Catatan lain yang perlu kita renungkan bersama, dalam rangka memuji Tuhan dalam pemilihan-Nya bagi orang Batak Toba adalah hal hal sebagai berikut: di Sumatera Timur, pemerintah Hindia Belanda telah membuka perkebunan yang luas. Orang Batak yang berada di Habinsaran, pergi merantau ke sana untuk mencari pekerjaan. Setiap orang yang mendapatkan pekerjaan di perkebunan tersebut, otomatis menjadi muslim, karena para mandor mereka mewajibkan mereka muslim dulu baru mendapatkan pekerjaan. Orang yang membaik kehidupannya di perkebunan itu, memanggil saudara-saudaranya dari kampung ke sana. Mereka semua menjadi muslim. Seandainya Allah tidak mengirimkan para hamba-Nya untuk memberitakan firman Tuhan kepada kita, maka tak dapat disangkal, tentulah kita semua akan menjadi muslim pula. Bukankah pia mata ni halak Batak marnida hamajuon?
Ada satu hal lain yang perlu kita syukuri dalam sejarah orang Batak Toba menjadi Kristen. Pemerintah Hindia Belanda tidak berminat memasuki tanah Batak Toba. Alasannya ialah: tidak ada keuntungan ekonomis di sana. Seandainya, kompeni masuk ke Toba, maka ia akan membawa pegawai pegawai pribumi untuk menjalankan pemerintahan di sana. Tentulah orang Batak yang akan dibawa. Orang Batak muslim dari Selatan. Jika hal ini terjadi, maka sudah barang tentu pada akhirnya seluruh masyarakat Batak Toba akan menjadi muslim. Bukankah dakwah sangat kuat di dalam agama islam? Syukur kepada Tuhan, sebelum kompeni masuk pada akhirnya ke tanah Batak, Momensen telah masuk dan memberitakan Injil keselamatan itu kepada orang Batak.
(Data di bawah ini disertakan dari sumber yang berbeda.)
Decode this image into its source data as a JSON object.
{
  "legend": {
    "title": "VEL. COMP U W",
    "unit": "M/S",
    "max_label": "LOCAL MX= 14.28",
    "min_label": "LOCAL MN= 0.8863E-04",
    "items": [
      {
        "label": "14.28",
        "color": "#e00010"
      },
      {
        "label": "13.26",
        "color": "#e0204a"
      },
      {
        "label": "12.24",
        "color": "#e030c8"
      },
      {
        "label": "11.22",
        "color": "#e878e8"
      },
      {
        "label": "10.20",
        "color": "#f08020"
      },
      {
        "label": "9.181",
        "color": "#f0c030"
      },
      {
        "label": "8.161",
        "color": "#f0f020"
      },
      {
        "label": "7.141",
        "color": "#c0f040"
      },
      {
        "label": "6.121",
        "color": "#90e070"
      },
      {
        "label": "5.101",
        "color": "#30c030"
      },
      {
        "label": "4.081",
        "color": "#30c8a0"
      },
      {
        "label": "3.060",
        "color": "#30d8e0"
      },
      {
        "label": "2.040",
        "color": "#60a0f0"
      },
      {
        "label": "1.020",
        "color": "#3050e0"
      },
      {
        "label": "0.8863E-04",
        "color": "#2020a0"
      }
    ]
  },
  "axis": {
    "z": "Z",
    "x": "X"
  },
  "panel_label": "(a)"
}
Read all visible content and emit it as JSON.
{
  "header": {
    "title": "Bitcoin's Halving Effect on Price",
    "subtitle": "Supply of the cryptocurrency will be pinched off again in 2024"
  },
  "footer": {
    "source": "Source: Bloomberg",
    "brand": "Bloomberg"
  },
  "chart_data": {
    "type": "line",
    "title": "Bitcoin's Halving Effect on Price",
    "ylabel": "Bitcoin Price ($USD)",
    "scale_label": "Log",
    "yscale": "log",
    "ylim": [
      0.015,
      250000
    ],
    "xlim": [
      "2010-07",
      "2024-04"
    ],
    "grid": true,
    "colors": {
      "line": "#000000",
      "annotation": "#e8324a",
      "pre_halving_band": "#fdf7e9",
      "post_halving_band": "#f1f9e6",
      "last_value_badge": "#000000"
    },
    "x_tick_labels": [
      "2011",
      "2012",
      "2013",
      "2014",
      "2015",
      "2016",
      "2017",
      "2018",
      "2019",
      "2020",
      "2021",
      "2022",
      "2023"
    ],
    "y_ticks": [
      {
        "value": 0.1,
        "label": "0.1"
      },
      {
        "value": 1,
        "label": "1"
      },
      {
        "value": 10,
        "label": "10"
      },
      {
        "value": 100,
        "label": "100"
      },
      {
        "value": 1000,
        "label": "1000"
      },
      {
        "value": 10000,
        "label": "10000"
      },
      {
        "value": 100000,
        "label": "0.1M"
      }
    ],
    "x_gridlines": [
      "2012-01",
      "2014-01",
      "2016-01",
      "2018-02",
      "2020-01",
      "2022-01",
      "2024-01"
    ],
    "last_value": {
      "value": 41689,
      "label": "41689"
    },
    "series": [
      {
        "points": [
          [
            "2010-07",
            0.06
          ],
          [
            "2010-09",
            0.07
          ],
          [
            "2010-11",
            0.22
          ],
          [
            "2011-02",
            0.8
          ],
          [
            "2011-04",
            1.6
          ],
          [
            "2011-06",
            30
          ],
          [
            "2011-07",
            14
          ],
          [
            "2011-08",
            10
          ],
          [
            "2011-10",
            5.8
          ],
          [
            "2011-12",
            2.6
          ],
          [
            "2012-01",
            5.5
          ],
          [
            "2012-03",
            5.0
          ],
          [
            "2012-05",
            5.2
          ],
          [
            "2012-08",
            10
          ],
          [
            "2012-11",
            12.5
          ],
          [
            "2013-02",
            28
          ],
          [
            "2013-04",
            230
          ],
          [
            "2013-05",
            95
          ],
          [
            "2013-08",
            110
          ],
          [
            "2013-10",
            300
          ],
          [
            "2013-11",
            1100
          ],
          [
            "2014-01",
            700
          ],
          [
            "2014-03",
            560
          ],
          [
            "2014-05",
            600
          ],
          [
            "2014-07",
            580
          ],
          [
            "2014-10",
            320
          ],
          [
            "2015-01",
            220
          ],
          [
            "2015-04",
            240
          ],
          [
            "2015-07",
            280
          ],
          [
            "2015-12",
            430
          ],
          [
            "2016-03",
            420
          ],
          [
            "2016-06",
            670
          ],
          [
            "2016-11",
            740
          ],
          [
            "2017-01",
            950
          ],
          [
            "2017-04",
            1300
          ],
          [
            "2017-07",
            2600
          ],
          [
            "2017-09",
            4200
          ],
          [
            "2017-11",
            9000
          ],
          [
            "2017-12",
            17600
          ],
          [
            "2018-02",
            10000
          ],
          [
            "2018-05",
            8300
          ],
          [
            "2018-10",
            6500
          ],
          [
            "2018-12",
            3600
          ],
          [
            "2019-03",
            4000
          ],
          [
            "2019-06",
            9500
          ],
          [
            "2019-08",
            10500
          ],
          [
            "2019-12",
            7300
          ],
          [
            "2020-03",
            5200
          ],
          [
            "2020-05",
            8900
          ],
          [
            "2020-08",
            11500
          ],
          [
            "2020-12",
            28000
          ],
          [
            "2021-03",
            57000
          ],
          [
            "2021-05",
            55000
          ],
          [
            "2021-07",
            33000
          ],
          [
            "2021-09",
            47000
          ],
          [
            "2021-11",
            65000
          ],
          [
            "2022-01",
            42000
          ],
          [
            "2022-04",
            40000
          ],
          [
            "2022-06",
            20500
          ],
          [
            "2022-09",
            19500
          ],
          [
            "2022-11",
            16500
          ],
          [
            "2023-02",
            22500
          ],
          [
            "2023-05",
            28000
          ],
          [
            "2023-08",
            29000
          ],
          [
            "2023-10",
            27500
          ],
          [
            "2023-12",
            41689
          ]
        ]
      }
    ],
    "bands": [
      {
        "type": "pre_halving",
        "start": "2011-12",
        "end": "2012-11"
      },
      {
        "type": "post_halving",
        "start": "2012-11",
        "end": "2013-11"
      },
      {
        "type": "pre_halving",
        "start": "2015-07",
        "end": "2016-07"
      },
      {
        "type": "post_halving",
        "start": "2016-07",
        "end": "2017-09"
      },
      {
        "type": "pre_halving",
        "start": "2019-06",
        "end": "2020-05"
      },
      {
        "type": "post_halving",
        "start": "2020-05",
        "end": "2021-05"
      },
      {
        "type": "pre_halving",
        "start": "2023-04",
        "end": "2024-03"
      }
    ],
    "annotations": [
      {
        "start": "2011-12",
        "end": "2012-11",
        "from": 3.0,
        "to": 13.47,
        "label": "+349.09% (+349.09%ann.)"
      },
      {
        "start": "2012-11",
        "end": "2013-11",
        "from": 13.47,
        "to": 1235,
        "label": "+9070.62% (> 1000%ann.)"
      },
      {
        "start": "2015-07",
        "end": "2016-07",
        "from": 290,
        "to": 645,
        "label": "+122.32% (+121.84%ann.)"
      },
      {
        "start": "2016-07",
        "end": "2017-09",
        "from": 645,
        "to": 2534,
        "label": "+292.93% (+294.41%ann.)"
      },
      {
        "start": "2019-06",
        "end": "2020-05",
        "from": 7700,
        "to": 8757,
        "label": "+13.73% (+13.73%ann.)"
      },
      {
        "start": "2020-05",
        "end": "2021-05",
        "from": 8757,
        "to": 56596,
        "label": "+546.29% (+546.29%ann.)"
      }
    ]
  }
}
1862 Nommensen tiba di Barus. Dituturkan dalam buku riwayat hidupnya, yang ditulis oleh anaknya sendiri, Johansen Nomensen, tatkala Nomensen tahu bahwa kapal yang membawa dia sudah masuk ke Samudera Hindia, dekat kota Padang, ia masuk ke dalam kamarnya. Ia membuat sebuah perjanjian pribadi dengan Allah. Dimana isinya sebagai berikut: “…jagalah hamba-Mu yang hina di dunia ini, supaya jangan tertipu olehnya. Sekiranya saya menjauhi Dikau atau iblis membujuk saya untuk menyimpang dari jalan-Mu, goncangkanlah hati saya siang malam. Dan sekiranya saya tidak mematuhi pimpinan-Mu, pakailah cemeti berupa penyakit, dukacita atau penderitaan, sehingga kembali sujud di hadirat-Mu mohon pengasihan”. Nomensen meminta isterinya juga turut menandatangani surat perjanjian tersebut, tatkala mereka menikah kemudian hari.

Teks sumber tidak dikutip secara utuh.